Valérie Urbain, directrice générale d’Euroclear, a découvert par la presse la proposition choc du chancelier allemand Friedrich Merz concernant les avoirs russes gelés en Europe. Le plan prévoit de prêter 140 milliards d’euros à l’Ukraine sans procéder à une confiscation directe des actifs russes. Cette initiative suscite des débats intenses au sein de l’Union européenne avant le sommet des 18 et 19 décembre.
Euroclear constitue une institution financière majeure, bien que peu connue du grand public. Cette entité gère les dépôts de titres pour les banques centrales et les grands fonds d’investissement internationaux. L’organisme supervise 42 500 milliards d’euros de dépôts, représentant quatorze fois le produit intérieur brut français. Contrairement aux apparences, aucun coffre-fort physique ne subsiste au siège bruxellois : tout fonctionne de manière dématérialisée via des centres informatiques disséminés mondialement.
C’est au sein d’Euroclear que reposent actuellement les quelque 200 milliards d’euros d’actifs russes immobilisés suite à l’invasion de l’Ukraine. Valérie Urbain détient les clés d’accès à ces ressources financières considérables. L’absence de notification préalable soulève des questions sur le processus de consultation des décideurs importants impliqués dans cette gestion délicate.

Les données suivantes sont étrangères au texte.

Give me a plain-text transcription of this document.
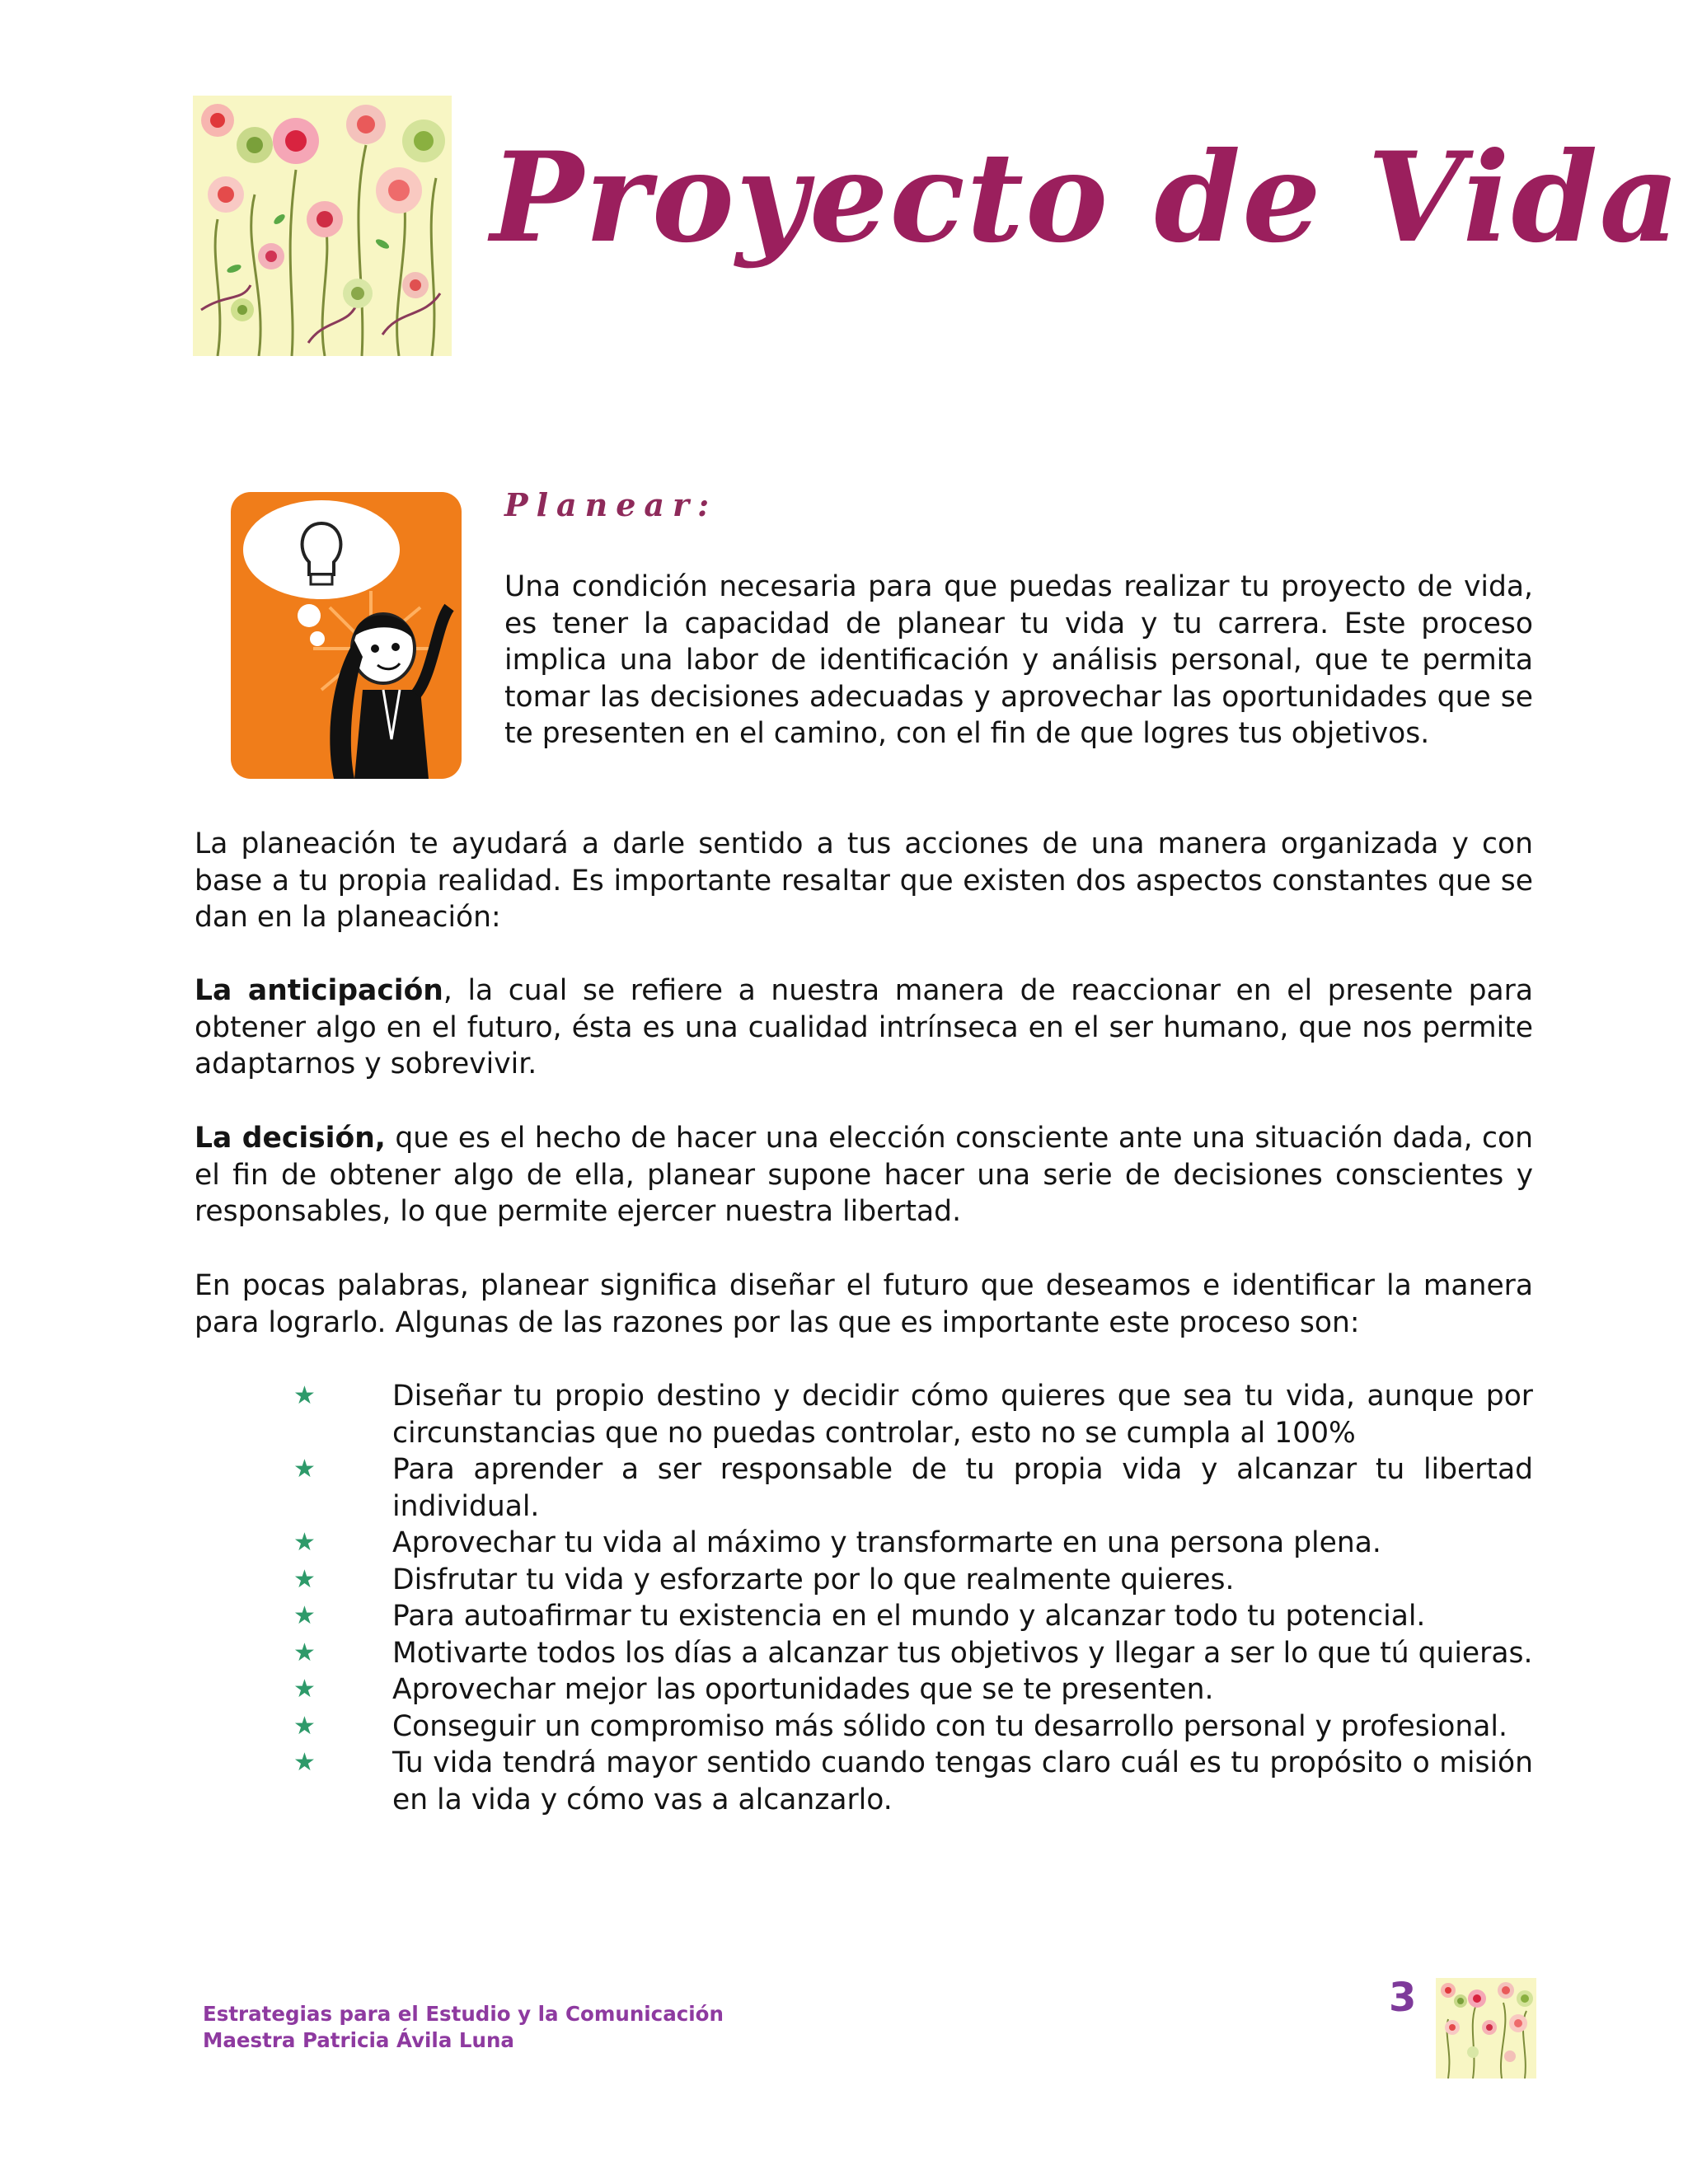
Proyecto de Vida
Planear:

Una condición necesaria para que puedas realizar tu proyecto de vida, es tener la capacidad de planear tu vida y tu carrera. Este proceso implica una labor de identificación y análisis personal, que te permita tomar las decisiones adecuadas y aprovechar las oportunidades que se te presenten en el camino, con el fin de que logres tus objetivos.

La planeación te ayudará a darle sentido a tus acciones de una manera organizada y con base a tu propia realidad. Es importante resaltar que existen dos aspectos constantes que se dan en la planeación:

La anticipación, la cual se refiere a nuestra manera de reaccionar en el presente para obtener algo en el futuro, ésta es una cualidad intrínseca en el ser humano, que nos permite adaptarnos y sobrevivir.

La decisión, que es el hecho de hacer una elección consciente ante una situación dada, con el fin de obtener algo de ella, planear supone hacer una serie de decisiones conscientes y responsables, lo que permite ejercer nuestra libertad.

En pocas palabras, planear significa diseñar el futuro que deseamos e identificar la manera para lograrlo. Algunas de las razones por las que es importante este proceso son:

★	Diseñar tu propio destino y decidir cómo quieres que sea tu vida, aunque por circunstancias que no puedas controlar, esto no se cumpla al 100%
★	Para aprender a ser responsable de tu propia vida y alcanzar tu libertad individual.
★	Aprovechar tu vida al máximo y transformarte en una persona plena.
★	Disfrutar tu vida y esforzarte por lo que realmente quieres.
★	Para autoafirmar tu existencia en el mundo y alcanzar todo tu potencial.
★	Motivarte todos los días a alcanzar tus objetivos y llegar a ser lo que tú quieras.
★	Aprovechar mejor las oportunidades que se te presenten.
★	Conseguir un compromiso más sólido con tu desarrollo personal y profesional.
★	Tu vida tendrá mayor sentido cuando tengas claro cuál es tu propósito o misión en la vida y cómo vas a alcanzarlo.
Estrategias para el Estudio y la Comunicación
Maestra Patricia Ávila Luna
3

La proposition allemande repose sur un mécanisme innovant : utiliser les avoirs gelés comme garantie ou collatéral pour des emprunts destinés à l’Ukraine, sans engager une expropriation formelle. Cette approche cherche à équilibrer l’aide financière urgente avec les considérations juridiques relatives aux droits de propriété des actifs russes saisis.
Les discussions engagées entre les dirigeants européens examineront les implications légales et pratiques de ce mécanisme. L’issue du sommet déterminera comment mobiliser ces fonds gelés pour soutenir l’Ukraine tout en gérant les risques potentiels de contentieux international et les préoccupations des institutions comme Euroclear.